Unlike other art forms, magic generally falls outside intellectual property law. Creators can patent a device, but this requires explaining how it works — in effect, exposing the trick. (Maskelyne filed false patents, to throw off rivals. David Copperfield has claimed that he has paid people to plant fake explanations for his illusions on the internet.)

In 2014, Teller won a lawsuit against a Belgian magician who copied one of his signature illusions, in which he dismembers a real rose by holding a knife to its shadow, and posted a version of it online, along with an offer to sell it to other magicians. Teller had copyrighted it as a pantomime in 1983, but hadn’t revealed the underlying mechanism.

“He said he was using a different method, but that makes no difference to the public,” Teller said of the other magician. “All they see is the effect.” (The judge agreed.)

Magicians certainly admit to trying to suss out one another’s methods. Teller said that when he went back a second time to see Mr. DelGaudio’s show during its initial run last year, in Los Angeles, he was “watching for every little possibility.”

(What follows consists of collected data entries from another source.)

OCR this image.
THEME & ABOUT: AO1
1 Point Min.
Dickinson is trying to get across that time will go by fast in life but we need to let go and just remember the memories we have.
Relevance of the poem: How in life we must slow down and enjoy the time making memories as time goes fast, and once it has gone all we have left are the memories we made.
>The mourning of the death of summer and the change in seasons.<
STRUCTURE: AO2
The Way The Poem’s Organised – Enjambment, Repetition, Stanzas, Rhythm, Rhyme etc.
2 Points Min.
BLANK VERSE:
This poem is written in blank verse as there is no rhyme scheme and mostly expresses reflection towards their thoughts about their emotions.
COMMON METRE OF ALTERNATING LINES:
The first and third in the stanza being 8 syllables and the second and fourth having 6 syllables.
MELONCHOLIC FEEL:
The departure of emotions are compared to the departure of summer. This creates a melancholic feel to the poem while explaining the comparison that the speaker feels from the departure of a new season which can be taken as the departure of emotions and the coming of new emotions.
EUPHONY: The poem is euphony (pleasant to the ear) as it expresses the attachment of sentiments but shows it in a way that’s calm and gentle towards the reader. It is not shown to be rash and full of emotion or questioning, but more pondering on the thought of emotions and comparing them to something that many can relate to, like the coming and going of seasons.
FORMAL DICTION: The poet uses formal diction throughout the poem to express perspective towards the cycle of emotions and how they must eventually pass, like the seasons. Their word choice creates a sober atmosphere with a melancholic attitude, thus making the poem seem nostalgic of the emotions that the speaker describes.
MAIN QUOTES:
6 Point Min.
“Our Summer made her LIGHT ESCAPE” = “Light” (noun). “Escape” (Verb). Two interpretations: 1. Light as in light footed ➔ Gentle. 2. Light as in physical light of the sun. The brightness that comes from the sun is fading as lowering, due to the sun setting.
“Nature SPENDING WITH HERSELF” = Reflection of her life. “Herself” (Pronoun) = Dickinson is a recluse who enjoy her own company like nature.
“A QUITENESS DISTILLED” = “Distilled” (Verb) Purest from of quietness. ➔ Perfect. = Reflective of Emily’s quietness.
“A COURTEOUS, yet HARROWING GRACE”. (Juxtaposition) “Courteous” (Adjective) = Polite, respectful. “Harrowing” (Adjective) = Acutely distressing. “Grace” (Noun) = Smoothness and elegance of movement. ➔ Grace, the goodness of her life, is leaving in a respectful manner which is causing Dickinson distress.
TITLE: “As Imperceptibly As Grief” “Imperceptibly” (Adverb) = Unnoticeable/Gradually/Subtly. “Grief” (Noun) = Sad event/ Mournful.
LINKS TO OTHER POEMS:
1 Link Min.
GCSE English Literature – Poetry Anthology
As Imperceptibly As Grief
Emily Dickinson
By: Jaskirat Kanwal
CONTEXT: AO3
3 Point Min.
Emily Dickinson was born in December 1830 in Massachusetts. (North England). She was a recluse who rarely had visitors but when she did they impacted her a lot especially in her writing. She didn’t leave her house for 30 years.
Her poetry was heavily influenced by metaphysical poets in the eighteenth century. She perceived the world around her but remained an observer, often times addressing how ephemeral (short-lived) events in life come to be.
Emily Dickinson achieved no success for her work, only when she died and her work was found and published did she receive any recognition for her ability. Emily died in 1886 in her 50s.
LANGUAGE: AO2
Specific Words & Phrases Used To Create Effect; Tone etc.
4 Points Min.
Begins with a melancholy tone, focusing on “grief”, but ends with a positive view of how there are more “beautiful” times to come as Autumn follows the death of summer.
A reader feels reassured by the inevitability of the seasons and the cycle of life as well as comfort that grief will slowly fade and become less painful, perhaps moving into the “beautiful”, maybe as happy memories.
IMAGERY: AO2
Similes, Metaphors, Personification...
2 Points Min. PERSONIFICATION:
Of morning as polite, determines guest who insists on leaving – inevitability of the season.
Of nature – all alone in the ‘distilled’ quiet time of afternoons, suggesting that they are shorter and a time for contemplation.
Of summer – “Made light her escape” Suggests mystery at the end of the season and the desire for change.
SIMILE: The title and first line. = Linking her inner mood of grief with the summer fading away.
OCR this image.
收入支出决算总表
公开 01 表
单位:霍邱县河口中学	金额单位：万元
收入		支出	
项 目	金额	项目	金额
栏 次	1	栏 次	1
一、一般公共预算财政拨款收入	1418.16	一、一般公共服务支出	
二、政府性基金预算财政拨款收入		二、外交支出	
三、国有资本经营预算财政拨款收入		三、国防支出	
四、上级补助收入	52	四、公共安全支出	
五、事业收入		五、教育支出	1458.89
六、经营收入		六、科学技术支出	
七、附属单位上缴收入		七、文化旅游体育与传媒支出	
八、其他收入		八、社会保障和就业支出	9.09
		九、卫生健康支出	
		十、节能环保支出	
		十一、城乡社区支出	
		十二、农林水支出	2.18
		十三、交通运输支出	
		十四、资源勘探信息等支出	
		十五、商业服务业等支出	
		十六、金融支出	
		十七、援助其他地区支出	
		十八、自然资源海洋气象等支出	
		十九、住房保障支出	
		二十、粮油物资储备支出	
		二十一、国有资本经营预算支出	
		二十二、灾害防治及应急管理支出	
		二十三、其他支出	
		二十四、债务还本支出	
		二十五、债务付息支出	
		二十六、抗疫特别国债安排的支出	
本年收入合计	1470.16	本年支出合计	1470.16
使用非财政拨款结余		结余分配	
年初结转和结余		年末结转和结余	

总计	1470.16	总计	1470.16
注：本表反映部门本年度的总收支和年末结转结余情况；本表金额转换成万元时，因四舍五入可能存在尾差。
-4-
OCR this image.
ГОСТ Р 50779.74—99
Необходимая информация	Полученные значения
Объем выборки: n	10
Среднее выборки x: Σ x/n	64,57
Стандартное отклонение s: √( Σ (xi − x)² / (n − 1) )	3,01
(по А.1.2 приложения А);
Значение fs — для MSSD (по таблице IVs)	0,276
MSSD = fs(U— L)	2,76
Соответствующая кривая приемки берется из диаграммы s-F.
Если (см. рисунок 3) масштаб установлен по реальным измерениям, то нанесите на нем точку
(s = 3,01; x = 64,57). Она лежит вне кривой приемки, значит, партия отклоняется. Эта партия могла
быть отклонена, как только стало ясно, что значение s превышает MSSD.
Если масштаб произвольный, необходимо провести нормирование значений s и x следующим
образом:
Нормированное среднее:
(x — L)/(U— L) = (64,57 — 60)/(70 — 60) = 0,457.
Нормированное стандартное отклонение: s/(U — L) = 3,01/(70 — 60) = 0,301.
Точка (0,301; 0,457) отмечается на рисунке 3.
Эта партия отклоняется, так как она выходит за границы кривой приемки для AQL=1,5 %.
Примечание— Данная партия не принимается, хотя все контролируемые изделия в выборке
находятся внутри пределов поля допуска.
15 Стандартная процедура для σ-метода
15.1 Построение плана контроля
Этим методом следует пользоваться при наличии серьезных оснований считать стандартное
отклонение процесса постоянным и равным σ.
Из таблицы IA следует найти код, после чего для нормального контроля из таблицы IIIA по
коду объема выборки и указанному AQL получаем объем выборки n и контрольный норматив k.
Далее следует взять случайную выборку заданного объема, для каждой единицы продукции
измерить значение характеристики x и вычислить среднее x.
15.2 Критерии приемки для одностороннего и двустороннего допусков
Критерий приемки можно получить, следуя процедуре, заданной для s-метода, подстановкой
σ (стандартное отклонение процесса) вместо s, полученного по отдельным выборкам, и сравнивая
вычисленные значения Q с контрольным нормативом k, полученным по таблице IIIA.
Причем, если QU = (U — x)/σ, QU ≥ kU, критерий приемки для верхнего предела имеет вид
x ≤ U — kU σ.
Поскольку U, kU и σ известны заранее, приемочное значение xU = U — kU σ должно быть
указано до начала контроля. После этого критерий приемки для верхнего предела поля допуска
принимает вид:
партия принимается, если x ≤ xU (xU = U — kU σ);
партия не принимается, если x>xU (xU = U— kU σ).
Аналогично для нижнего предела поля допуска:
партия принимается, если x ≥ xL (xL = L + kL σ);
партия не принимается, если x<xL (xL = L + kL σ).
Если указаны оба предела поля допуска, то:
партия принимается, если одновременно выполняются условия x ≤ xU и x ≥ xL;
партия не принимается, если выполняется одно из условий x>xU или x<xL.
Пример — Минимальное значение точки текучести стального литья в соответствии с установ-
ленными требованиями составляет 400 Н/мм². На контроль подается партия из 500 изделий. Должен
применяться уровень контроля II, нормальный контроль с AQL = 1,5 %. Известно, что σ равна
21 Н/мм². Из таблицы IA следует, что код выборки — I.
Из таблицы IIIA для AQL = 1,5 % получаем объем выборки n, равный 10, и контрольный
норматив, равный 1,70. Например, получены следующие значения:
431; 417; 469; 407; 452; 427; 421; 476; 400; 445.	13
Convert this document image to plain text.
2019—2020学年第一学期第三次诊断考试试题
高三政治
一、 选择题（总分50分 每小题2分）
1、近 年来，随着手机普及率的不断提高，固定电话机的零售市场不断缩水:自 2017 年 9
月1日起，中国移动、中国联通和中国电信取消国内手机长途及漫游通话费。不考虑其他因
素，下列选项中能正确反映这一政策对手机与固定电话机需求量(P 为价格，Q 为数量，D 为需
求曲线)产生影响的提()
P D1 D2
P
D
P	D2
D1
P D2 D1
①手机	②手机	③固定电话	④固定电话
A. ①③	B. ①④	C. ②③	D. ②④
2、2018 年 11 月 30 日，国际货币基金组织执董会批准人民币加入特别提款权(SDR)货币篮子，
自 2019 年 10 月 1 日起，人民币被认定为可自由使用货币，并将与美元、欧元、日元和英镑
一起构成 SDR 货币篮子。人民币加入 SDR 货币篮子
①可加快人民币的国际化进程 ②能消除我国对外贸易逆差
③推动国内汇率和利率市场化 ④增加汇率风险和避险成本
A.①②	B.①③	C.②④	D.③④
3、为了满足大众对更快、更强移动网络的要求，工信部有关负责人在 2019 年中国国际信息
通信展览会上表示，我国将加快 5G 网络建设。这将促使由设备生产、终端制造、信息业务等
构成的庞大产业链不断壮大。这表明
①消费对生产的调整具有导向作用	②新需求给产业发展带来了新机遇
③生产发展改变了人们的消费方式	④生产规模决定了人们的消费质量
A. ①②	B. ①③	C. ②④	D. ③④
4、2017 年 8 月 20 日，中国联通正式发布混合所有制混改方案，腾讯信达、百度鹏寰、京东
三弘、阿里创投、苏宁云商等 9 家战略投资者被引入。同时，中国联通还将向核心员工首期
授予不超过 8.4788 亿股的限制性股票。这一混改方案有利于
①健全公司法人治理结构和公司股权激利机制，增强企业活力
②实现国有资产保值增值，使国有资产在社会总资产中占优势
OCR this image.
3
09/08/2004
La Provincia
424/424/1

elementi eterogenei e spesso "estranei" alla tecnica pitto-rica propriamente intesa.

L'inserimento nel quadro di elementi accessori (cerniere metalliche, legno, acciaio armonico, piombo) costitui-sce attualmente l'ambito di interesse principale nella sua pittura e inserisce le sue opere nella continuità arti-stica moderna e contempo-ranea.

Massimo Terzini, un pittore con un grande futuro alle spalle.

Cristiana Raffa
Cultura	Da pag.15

“I saw one major thing I had missed the first time,” he said. “I thought, ‘Damn, he’s good!’” Still, he said, “there are several things where I don’t know how he’s doing it.”

Mr. Meade offered similar praise for Mr. DelGaudio’s show, calling the ending “the best thing I’ve ever seen in a live stage show in my entire career.”

He also extended an invitation: “I hope Derek will come see my show some day so he can be assured it’s nothing like his.”